Als sie eines Tages im Krankenhaus in voller Fahrt die Treppe herunterfällt und sich einen komplizierten Unterschenkelbruch zuzieht, wird sie quasi gezwungen, mal innezuhalten und sich mit sich selbst und ihrem Leben zu beschäftigen. Was dabei herauskommt, das ist nicht unbedingt das, womit sie sich bisher identifiziert hat und was sie sich eingestehen will. In der Rehaklinik wird ihr aufgrund eines Buchungsfehlers ein Doppelzimmer statt des ihr versicherungstechnisch zustehenden Einzelzimmers zugewiesen, was sie als unzumutbare Frechheit empfindet. Zudem begegnen ihr hier auch noch Menschen, die sie in ihrem altem Leben nicht wahrgenommen und an sich herangelassen hätte, mit denen sie sich aber nun bei der gemeinsamen Therapie irgendwie arrangieren muss.

Jacqueline Holter ist die dreifache Mutter, hat drei schlecht bezahlte Nebenjobs als ungelernte Kraft und lebt chronisch am Existenzminimum. Mehrmals pro Woche geht sie mit den Kindern zur Tafel, um diese satt zu bekommen. Sie will sich gerade von ihrem untreuen Freund, der nicht der Vater der Kinder ist, trennen, als ein Bandscheibenvorfall sie dazu zwingt, ihm der Kinder wegen noch mal eine Chance zu geben.
Jacqueline empfindet den Aufenthalt in der Rehaklinik, der mit dem Tagegeld sämtliche Reserven auffrisst, als Urlaub. Ihre schlecht gelaunte und streitlustige Zimmergenossin Konstanze ändert daran zunächst wenig.
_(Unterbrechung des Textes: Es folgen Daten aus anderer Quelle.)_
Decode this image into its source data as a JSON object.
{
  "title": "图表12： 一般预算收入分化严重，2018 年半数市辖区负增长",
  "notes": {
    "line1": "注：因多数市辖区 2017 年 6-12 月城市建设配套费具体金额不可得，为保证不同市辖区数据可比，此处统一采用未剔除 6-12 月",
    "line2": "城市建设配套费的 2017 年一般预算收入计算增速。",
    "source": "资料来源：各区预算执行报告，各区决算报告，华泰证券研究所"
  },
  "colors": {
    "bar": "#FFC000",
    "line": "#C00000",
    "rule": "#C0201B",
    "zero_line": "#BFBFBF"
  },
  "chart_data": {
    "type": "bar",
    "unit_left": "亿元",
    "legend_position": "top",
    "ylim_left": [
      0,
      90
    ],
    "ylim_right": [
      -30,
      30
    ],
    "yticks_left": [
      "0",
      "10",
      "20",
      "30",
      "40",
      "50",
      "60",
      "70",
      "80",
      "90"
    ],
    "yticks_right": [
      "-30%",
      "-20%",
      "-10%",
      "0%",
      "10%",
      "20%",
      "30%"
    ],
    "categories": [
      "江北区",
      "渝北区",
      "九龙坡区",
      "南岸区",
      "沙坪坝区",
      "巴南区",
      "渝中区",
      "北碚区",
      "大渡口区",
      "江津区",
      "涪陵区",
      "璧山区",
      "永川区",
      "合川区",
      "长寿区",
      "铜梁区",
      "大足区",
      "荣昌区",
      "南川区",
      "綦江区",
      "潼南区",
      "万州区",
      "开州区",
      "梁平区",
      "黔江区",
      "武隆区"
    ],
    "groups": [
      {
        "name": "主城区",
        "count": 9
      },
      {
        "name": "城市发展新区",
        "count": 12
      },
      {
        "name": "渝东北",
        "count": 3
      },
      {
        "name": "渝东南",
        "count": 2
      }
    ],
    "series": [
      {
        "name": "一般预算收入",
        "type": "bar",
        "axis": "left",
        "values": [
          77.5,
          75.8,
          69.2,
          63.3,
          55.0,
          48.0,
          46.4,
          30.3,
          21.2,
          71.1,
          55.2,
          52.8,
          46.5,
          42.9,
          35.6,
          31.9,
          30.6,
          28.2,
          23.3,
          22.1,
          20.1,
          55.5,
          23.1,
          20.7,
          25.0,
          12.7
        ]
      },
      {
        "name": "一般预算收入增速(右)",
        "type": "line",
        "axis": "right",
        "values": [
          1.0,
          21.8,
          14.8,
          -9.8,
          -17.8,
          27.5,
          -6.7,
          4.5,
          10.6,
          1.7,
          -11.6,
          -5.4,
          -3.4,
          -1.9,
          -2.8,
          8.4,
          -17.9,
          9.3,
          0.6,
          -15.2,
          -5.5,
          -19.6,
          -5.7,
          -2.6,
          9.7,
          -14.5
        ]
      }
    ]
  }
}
Nichtsdestotrotz muss auch Jacqueline hier Farbe bekennen.


Meine Meinung:

Die beiden Frauen, die durch den Systemfehler in einem Zimmer landen, sind zwar komplett verschieden, haben aber doch letztlich etwas gemeinsam, das sie verbindet: sie sind Frauen, die kein glückliches und ausgefülltes Leben führen, auch wenn sie sich das nur schwer eingestehen können. Durch den Austausch der beiden Perspektiven können sie sich jedoch gegenseitig mehr helfen, ihr Leben zu ändern, als sie selbst es auch nur im Traum vorher gedacht hätten.
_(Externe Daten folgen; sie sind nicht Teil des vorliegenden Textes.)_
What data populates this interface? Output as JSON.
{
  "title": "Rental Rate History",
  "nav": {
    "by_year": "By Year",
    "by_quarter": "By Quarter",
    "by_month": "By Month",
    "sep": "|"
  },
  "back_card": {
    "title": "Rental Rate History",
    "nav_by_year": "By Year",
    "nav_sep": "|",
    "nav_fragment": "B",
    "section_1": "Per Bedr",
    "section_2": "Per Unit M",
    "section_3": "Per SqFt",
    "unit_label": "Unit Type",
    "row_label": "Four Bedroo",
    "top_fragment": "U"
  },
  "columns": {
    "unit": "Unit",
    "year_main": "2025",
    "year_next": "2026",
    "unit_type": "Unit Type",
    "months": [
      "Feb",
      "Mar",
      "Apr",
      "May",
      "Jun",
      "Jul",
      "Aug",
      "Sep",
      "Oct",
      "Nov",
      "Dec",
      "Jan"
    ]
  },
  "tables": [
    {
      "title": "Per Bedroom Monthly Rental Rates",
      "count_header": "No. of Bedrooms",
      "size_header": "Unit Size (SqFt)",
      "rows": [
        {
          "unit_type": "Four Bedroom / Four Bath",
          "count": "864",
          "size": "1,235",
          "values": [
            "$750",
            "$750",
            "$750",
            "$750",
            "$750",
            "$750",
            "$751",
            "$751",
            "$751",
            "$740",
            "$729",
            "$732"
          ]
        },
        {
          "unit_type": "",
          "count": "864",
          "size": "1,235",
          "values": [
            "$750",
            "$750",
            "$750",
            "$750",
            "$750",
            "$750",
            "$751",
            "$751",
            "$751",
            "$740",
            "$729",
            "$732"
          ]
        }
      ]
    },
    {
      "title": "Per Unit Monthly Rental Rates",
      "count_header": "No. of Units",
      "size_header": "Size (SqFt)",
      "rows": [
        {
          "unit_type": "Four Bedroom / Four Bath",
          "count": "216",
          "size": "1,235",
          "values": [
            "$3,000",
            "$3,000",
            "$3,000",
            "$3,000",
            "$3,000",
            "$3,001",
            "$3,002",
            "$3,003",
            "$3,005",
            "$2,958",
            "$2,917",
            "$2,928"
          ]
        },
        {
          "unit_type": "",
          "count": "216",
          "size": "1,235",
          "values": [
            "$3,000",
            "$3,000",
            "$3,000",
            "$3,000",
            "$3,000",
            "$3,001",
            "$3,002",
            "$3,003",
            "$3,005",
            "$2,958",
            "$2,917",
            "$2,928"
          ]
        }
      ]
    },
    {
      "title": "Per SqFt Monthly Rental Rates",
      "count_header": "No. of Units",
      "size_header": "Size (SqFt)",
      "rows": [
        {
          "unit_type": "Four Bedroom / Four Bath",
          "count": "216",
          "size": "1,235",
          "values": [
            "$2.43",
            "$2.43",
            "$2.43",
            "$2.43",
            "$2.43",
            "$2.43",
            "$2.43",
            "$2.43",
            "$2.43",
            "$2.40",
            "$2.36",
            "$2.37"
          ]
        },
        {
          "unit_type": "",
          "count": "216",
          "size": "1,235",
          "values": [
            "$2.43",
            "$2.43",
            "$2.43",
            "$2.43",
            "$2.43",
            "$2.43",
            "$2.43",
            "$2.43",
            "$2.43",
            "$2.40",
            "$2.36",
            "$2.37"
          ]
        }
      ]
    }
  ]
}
Ich finde, dass die Autorin die beiden Charaktere von Konstanze und Jacqueline hervorragend gegeneinander abgegrenzt hat. Man bekommt als Leser einen sehr guten Einblick in die schon aufgrund der unterschiedlichen finanziellen Situation bedingten gegensätzlichen Perspektiven.
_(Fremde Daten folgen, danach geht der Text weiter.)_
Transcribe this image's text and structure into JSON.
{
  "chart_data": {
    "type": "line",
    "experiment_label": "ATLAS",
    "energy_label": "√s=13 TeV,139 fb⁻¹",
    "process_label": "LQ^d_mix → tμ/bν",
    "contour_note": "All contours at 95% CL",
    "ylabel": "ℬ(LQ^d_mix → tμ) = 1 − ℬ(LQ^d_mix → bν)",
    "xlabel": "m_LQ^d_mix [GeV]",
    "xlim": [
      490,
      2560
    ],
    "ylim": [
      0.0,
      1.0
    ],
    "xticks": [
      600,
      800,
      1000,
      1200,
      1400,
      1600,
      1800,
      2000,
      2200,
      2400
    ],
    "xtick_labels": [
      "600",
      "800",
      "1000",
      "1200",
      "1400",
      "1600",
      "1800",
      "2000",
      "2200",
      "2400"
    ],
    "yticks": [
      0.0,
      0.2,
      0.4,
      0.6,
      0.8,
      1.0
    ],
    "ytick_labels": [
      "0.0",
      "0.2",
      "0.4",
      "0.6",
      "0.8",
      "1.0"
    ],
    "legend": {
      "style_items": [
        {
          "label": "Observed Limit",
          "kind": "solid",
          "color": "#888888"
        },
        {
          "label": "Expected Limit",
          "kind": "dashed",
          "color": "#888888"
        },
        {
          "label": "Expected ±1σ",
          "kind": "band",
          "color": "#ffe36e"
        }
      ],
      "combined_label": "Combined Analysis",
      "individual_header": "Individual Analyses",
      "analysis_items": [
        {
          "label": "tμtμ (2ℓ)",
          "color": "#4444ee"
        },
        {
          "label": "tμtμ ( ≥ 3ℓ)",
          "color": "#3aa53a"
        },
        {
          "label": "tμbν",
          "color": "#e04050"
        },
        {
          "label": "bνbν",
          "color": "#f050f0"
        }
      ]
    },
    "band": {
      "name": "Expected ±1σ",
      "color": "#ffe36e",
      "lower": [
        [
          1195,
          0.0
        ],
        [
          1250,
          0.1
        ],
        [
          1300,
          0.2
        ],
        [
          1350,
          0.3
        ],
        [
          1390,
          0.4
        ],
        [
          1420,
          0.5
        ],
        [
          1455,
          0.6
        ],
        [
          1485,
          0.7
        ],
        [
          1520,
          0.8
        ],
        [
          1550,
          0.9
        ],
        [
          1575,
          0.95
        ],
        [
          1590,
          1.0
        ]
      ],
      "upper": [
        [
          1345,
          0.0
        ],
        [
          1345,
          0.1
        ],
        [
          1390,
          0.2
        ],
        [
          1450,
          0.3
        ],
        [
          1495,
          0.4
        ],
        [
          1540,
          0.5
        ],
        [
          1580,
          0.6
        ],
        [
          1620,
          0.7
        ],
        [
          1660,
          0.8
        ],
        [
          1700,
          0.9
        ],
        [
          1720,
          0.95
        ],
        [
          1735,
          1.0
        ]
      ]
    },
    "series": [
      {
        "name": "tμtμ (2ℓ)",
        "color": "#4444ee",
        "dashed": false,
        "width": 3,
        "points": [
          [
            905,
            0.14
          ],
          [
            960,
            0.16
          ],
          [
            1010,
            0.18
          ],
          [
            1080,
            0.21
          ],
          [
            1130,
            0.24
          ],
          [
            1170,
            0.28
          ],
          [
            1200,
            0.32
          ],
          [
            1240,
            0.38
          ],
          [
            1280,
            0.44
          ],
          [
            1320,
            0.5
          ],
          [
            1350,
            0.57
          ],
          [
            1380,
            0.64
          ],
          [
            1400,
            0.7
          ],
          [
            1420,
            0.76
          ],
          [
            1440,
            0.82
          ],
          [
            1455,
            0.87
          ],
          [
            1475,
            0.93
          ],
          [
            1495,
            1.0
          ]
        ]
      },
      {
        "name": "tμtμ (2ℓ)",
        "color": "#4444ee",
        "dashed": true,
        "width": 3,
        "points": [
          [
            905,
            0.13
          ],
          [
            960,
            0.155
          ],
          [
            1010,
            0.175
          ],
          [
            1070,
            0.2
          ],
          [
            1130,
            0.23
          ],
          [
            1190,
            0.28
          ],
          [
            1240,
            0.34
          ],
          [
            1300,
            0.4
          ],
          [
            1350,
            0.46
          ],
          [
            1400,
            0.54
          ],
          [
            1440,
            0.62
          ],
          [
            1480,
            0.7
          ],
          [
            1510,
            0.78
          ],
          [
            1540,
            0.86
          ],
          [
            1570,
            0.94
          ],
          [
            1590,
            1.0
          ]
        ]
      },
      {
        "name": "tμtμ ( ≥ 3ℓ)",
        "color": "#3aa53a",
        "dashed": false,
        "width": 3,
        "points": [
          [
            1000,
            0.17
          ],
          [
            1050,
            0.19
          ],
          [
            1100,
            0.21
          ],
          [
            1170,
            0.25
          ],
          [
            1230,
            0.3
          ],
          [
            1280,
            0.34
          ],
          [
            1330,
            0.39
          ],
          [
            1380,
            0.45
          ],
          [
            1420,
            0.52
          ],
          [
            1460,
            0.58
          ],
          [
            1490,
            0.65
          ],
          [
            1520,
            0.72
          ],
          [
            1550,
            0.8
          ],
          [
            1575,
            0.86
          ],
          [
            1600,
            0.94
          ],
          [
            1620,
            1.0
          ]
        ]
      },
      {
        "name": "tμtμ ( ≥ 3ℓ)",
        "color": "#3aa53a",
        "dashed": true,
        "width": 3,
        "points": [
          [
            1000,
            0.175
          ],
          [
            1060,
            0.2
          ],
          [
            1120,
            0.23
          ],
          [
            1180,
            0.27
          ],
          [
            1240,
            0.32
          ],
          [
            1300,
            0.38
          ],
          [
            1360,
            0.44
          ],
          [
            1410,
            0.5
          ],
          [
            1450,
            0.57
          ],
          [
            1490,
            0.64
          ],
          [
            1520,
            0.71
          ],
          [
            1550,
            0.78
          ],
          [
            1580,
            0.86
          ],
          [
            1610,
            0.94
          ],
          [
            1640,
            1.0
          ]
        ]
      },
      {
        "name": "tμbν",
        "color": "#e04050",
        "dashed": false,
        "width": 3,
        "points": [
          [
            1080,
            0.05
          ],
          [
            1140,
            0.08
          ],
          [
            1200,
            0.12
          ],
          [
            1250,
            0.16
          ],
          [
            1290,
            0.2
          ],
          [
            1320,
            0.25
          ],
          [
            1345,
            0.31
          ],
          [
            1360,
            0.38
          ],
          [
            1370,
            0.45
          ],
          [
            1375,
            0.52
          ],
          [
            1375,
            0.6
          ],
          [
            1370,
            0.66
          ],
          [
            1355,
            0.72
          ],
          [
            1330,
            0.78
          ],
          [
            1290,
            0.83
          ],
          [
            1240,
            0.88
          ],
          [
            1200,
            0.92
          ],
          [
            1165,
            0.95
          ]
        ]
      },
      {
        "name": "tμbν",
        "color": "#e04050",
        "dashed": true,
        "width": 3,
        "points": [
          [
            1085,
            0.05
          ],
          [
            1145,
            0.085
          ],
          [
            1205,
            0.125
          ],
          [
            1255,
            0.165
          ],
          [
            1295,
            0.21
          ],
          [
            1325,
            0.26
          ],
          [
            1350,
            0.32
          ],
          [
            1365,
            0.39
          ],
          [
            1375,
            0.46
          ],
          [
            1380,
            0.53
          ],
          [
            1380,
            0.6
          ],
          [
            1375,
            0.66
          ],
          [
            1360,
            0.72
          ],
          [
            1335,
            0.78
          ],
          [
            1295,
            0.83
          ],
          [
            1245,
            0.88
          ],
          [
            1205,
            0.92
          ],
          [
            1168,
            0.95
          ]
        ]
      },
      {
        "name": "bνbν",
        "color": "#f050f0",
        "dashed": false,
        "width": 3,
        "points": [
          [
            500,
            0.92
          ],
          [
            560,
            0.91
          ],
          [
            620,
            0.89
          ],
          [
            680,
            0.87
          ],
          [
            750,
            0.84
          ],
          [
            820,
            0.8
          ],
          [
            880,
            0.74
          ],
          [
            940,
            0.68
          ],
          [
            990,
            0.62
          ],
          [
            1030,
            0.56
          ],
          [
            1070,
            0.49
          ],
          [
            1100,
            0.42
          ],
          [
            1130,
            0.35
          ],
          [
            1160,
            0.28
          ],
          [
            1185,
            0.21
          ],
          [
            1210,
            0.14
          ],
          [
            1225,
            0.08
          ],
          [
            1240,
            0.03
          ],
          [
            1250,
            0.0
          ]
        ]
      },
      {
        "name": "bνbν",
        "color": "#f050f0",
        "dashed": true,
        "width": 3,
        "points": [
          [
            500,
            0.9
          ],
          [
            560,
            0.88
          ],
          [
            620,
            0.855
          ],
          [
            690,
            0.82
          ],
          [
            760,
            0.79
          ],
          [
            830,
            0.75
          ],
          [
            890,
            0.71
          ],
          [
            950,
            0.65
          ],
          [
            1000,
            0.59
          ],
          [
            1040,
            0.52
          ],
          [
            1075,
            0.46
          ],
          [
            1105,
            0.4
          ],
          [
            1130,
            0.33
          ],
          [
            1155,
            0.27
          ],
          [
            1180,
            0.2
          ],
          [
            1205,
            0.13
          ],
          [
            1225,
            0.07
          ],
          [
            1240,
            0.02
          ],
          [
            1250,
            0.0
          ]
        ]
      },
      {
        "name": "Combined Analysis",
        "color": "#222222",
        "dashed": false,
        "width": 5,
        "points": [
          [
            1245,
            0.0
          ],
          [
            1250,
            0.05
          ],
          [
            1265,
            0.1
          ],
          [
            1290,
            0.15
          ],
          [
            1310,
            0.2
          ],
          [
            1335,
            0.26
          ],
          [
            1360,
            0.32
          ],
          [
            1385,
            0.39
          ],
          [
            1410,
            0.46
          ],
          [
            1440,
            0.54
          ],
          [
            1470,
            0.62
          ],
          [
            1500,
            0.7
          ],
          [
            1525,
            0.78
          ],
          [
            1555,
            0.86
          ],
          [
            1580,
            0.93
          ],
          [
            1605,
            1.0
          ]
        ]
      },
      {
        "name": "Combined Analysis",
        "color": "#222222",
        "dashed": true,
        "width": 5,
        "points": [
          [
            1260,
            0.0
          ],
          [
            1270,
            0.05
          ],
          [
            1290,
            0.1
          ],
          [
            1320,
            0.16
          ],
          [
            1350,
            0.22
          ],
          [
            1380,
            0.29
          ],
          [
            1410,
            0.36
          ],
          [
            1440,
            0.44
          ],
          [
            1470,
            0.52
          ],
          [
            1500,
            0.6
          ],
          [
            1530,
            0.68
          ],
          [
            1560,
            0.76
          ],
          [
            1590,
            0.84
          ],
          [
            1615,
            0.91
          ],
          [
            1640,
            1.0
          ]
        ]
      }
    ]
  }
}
Das Buch bietet zahlreiche Denkanstöße im Hinblick auf die Doppelrolle der Frau in der heutigen Gesellschaft und meiner Meinung nach enthält es sogar letztlich eine Art Moral, die sich jede Frau mal vergegenwärtigen sollte: das Leben ist nicht dazu da, perfekt zu sein und anderen (und nicht zuletzt sich selbst) etwas zu beweisen. Vielmehr sollte man es genießen und glücklich sein, bei dem was man tagtäglich tut und lässt - dann stellt sich der Erfolg automatisch ein!